The devastation imparted by the Fukushima meltdown in 2011 is still in effect, and it’s likely that the radiation from the nuclear power plant will be in our environment for a very long time. Recent reports have indicated that the level of radiation at the disaster site is still unbelievably high, such that cleaning up the area is expected to take at least another forty years. Honestly, the word “disaster” hardly seems descriptive enough for the toll Fukushima has taken on the planet.
Former nuclear engineer Arnie Gundersen doesn’t beat around the bush when discussing the enormous catastrophe that is the Fukushima nuclear accident. In a late February interview with the BBC, Gundersen explained how things could potentially get worse as workers try to get closer to the nuclear reactors. (RELATED: Keep up with the latest news on Fukushima at FukushimaWatch.com)

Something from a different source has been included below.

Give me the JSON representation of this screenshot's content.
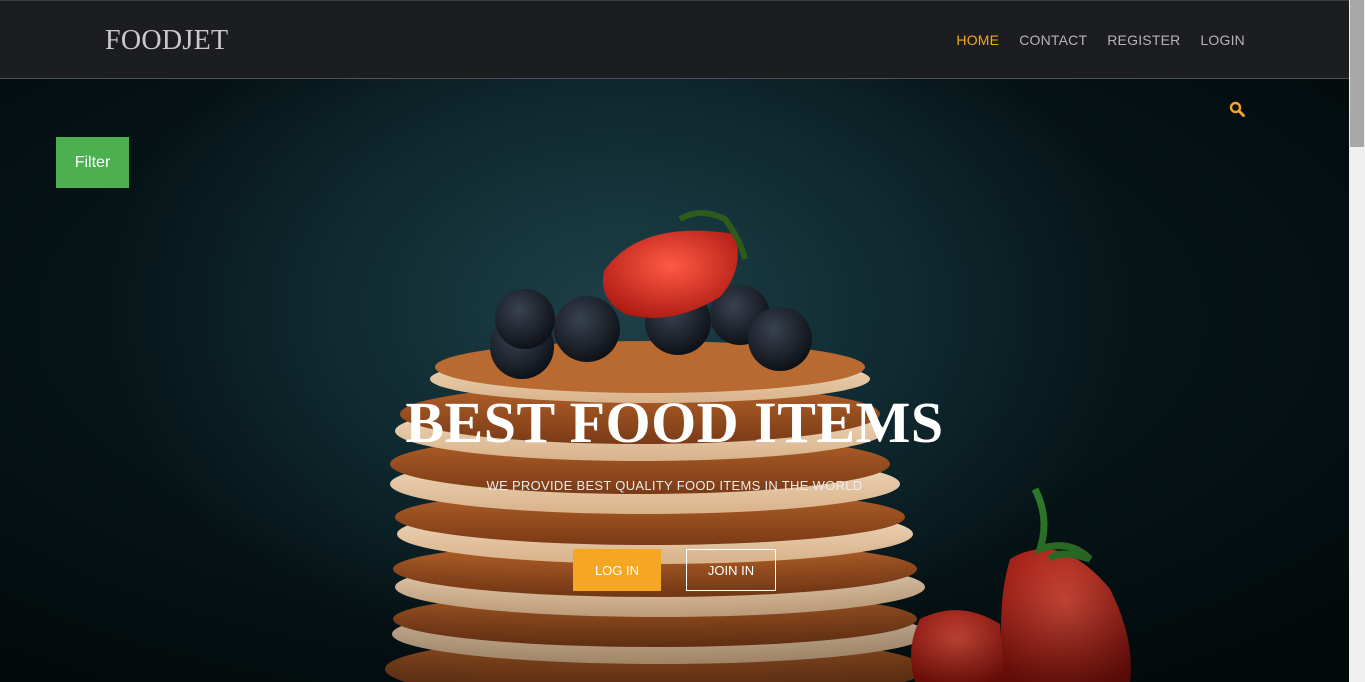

“As they get in [the containment vessel at Fukushima Daiichi Unit 2], they’re finding that combination of hot steam — these are not just radioactive chemicals, but it’s a toxic mix of chemicals that are going to react with the steel. So there’s rust and hunks of nuclear fuel lying around, and steam, and it’s raining all the time because of the condensation,” he explained.

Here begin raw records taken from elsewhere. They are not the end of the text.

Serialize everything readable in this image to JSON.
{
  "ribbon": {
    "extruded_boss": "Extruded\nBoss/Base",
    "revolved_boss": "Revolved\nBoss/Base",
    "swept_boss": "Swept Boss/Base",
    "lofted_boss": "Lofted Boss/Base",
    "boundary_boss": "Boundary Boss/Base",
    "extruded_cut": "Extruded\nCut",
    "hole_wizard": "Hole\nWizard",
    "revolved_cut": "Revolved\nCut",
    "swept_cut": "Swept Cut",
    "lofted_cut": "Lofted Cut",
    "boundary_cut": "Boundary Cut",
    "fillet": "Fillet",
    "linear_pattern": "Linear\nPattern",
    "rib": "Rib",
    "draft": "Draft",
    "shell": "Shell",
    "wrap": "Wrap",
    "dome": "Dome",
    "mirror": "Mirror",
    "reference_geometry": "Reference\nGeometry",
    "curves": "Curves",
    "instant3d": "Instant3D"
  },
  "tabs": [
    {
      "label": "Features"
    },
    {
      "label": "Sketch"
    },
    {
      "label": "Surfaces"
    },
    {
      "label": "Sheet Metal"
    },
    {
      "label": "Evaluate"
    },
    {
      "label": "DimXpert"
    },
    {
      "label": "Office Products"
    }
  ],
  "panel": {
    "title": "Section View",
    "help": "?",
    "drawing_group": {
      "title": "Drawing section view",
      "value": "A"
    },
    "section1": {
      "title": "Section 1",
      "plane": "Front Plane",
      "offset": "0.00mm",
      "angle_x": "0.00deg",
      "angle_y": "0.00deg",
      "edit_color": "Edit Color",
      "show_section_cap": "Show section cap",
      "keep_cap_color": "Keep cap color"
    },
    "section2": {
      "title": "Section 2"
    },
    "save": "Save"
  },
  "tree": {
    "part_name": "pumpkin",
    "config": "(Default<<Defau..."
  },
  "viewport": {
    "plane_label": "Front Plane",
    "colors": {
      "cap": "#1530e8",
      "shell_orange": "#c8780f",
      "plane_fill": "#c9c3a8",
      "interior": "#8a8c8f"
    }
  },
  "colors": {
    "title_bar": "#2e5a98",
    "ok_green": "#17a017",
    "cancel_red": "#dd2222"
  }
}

“I think it’s about as close to hell as I could imagine [emphasis added],” Gundersen added.
Gundersen recently wrote an article for Fairewinds.org, in which he described the explosive nuclear accident as something that no country in the world could have been prepared to handle. He states that what concerns him most about Fukushima is not what happened six years ago, but rather what is continuing to happen today — the “progressive and devastating impact on real people,” as Gundersen puts it. The nuclear expert says that he has met with dozens of victims and refugees who have lost their homes, their families, and their health to the aftermath.

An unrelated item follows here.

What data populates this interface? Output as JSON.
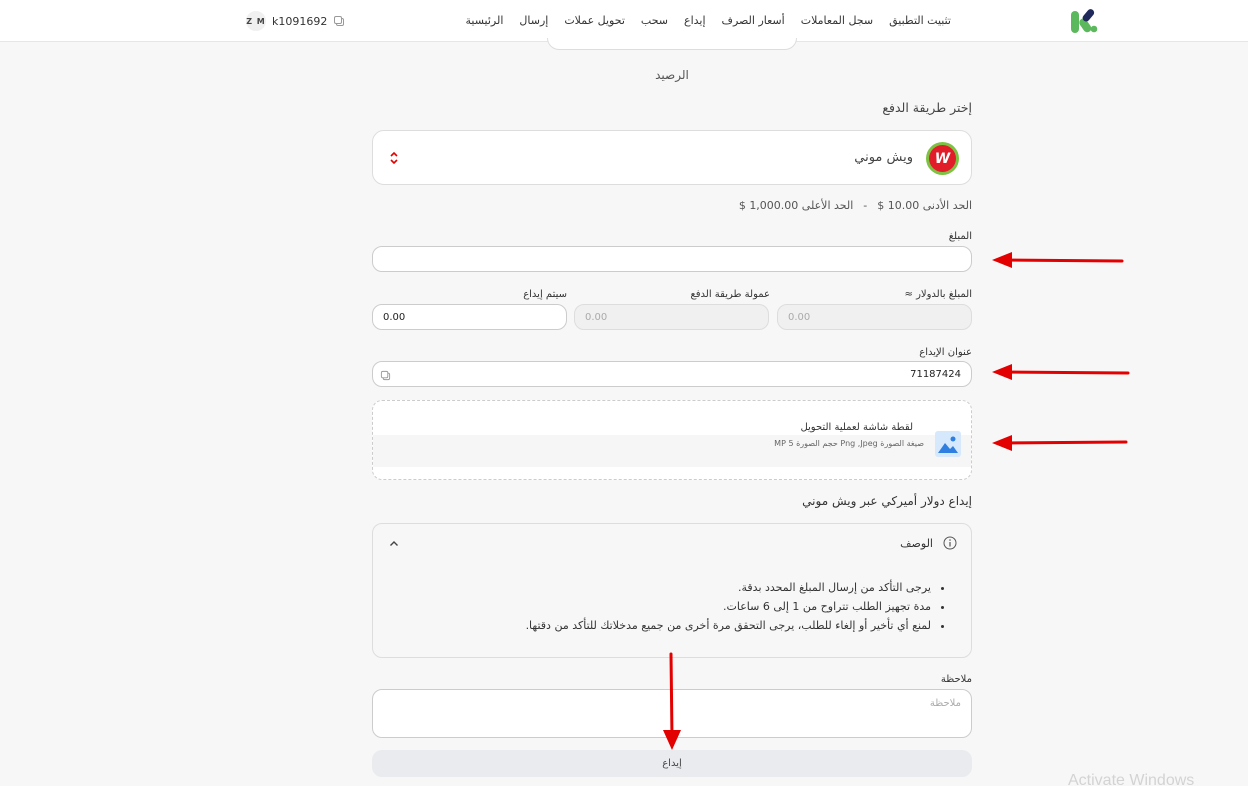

According to Gundersen, no one knows where the nuclear cores of the reactors have gone and radiation continues to pour into the Pacific Ocean — and the protective ice wall that cost nearly half a billion dollars breaks on a regular basis. He says that there is a massive cover-up, wherein radiation-related illnesses are being attributed simply to “stress-related” causes instead.
“Nuclear corporations in Japan, in collusion with the Japanese government and banks, are still trying to recover their financial assets by attempting to restart old atomic power plants, even though a majority of Japanese want those nukes to stay closed,” Gundersen states.
Nothing exemplifies the cover-up more vividly than the Japanese government’s insistence that residents of a neighboring town less than 25 miles away from the Fukushima disaster site return home. The government purports that the area is safe, but a Greenpeace report revealed that many of the homes and the area surrounding them still boast insanely toxic levels of radiation. Activist Ai Kashiwagi likened the amount of radiation present in the small town of Iitate to getting a chest x-ray once a week.
Gundersen notes that there are a myriad of concerns still surrounding Fukushima: robots being fried by radiation, missing corium, and radioactive material that is leaking estuaries and aquifers, and contaminating groundwater as well as the Pacific Ocean. All of this will continue on for quite some time, especially given the lengthy half-life some of the radioactive compounds have. Some radioactive elements will be able to remain in the environment for nearly 25,000 years.
To put it simply, the impact of the Fukushima nuclear meltdown is practically beyond comprehension and the end is nowhere in sight.